/Já vi, Já sei

 

Jorge Forbes

 

         Ele, ou ela,
conta entusiasmado uma descoberta. O interlocutor, antes mesmo que a história
seja concluída, já está dedilhando, em alguma engenhoca eletrônica, referências
a partir do que é dito. O contador vai se angustiando, tentando interessar mais
quem escuta, ou ao menos deveria escutar, que aquela maquininha eletrônica.
Seus esforços são em vão, nada escapa aos dentes afiados dos googles da vida.
Antes mesmos que o infeliz orador – que não está mais angustiado, mas, agora,
decepcionado – termine sua oração, o outro o interrompe com um superior sorriso
de vencedor de uma batalha inglória, dizendo: -“Já vi, Já sei”.

       – “Olha esse Picasso”. -“Sim, já vi, sei
que é um Picasso. Aliás, que mania chata do Picasso fazer quadros tão
semelhantes, que basta a gente bater o olho e já sabemos que é um Picasso. E o
Botero, então, com aquela mania de só fazer gordinhos, tudo muito igual…”.

       A reação é semelhante ao criticar a mania
do Woody Allen gostar de Nova Iorque, de Jorge Amado escrever tanto sobre a
Bahia, de Vinícius poetar o amor. Sem comentários para Bach ou Mozart,
coitados. É tudo já vi, já sei. Para essas pessoas o novo é o nunca visto – daí
a busca frenética por excursões exóticas do outro lado do mundo, por paisagens
nunca vistas – se não der para ir de avião, barco, carro, bicicleta, cavalo ou
a pé – vai de alguma droga mesmo, pois o que vale é a “viagem”.

       Ora, ora, o novo não é o ver o nunca
dantes visto no estranho, mas ver, no sempre visto, o que nunca foi visto antes.
É o que faz uma obra ser clássica. Por mais que você veja a Acrópole, o David
de Michelangelo, ou a Monalisa, sempre, a cada novo encontro, a surpresa se
renova, a ponto de você ser perguntar por que não tinha visto o que agora vê.

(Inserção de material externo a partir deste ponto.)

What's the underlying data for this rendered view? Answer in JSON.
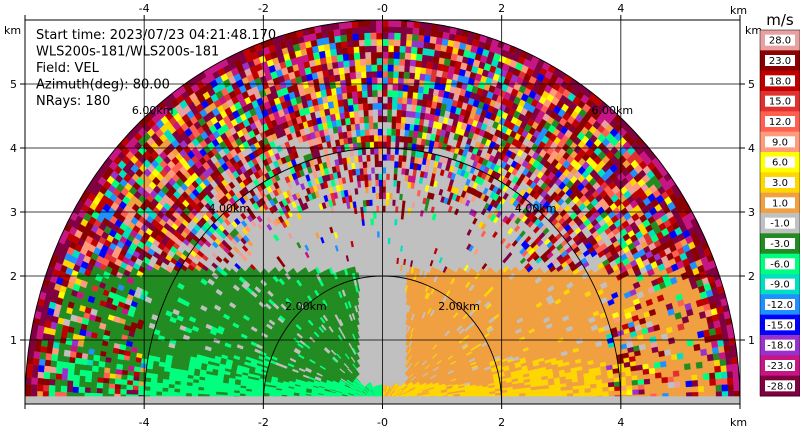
{
  "chart_data": {
    "type": "heatmap",
    "subtype": "radar-rhi-sector",
    "info_lines": [
      "Start time: 2023/07/23 04:21:48.170",
      "WLS200s-181/WLS200s-181",
      "Field: VEL",
      "Azimuth(deg): 80.00",
      "NRays: 180"
    ],
    "axis_unit": "km",
    "xlim": [
      -6.0,
      6.0
    ],
    "ylim": [
      0.0,
      6.0
    ],
    "x_ticks": [
      -4,
      -2,
      0,
      2,
      4
    ],
    "x_tick_labels": [
      "-4",
      "-2",
      "-0",
      "2",
      "4"
    ],
    "y_ticks": [
      1,
      2,
      3,
      4,
      5
    ],
    "y_tick_labels": [
      "1",
      "2",
      "3",
      "4",
      "5"
    ],
    "grid": true,
    "max_range_km": 6.0,
    "range_rings_km": [
      2.0,
      4.0,
      6.0
    ],
    "range_ring_labels": [
      "2.00km",
      "4.00km",
      "6.00km"
    ],
    "colorbar": {
      "unit": "m/s",
      "labels": [
        "28.0",
        "23.0",
        "18.0",
        "15.0",
        "12.0",
        "9.0",
        "6.0",
        "3.0",
        "1.0",
        "-1.0",
        "-3.0",
        "-6.0",
        "-9.0",
        "-12.0",
        "-15.0",
        "-18.0",
        "-23.0",
        "-28.0"
      ],
      "colors": [
        "#e8a0a0",
        "#8b0000",
        "#c00000",
        "#e03030",
        "#ff6050",
        "#ff9a7a",
        "#ffff00",
        "#ffd700",
        "#f0a040",
        "#c0c0c0",
        "#228b22",
        "#00ff7f",
        "#00e0c0",
        "#1e90ff",
        "#0000ff",
        "#9932cc",
        "#c71585",
        "#800040"
      ]
    }
  }
}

       Nossa época, com seus gadgets
eletrônicos, confunde informação com saber. Se não acordarmos da inércia mental
a que ela nos convida, nesse carnaval de links: -“Ei, você aí, me dá um google
aí, me dá um google aí…”, se não acordarmos, vamos ficar muito parecidos com
os cachorros de estimação ao lado dos donos, no café da manhã. Eles abrem a
boca, ávidos pelo próximo naco, que engolem com sofreguidão, pois o que
interessa não é comer, mas a certeza que vai ter sempre o próximo naco, o
próximo link, mesmo que dê indigestão. Nós também podemos ficar assim se perdermos
a capacidade humana de ver o novo, não no exótico, mas no íntimo, no próximo,
no conhecido. E, para isso, é fundamental manter viva a curiosidade que nos
leva a retirar e perceber o singular, o detalhe, a diferença, mesmo frente a um
mar de aparentes igualdades.

       Se perdermos essa capacidade, só nos
faltará, como os nossos fiéis amigos, balançar o rabo.

 

 Artigo publicado na revista IstoÉ Gente, agosto de 2014.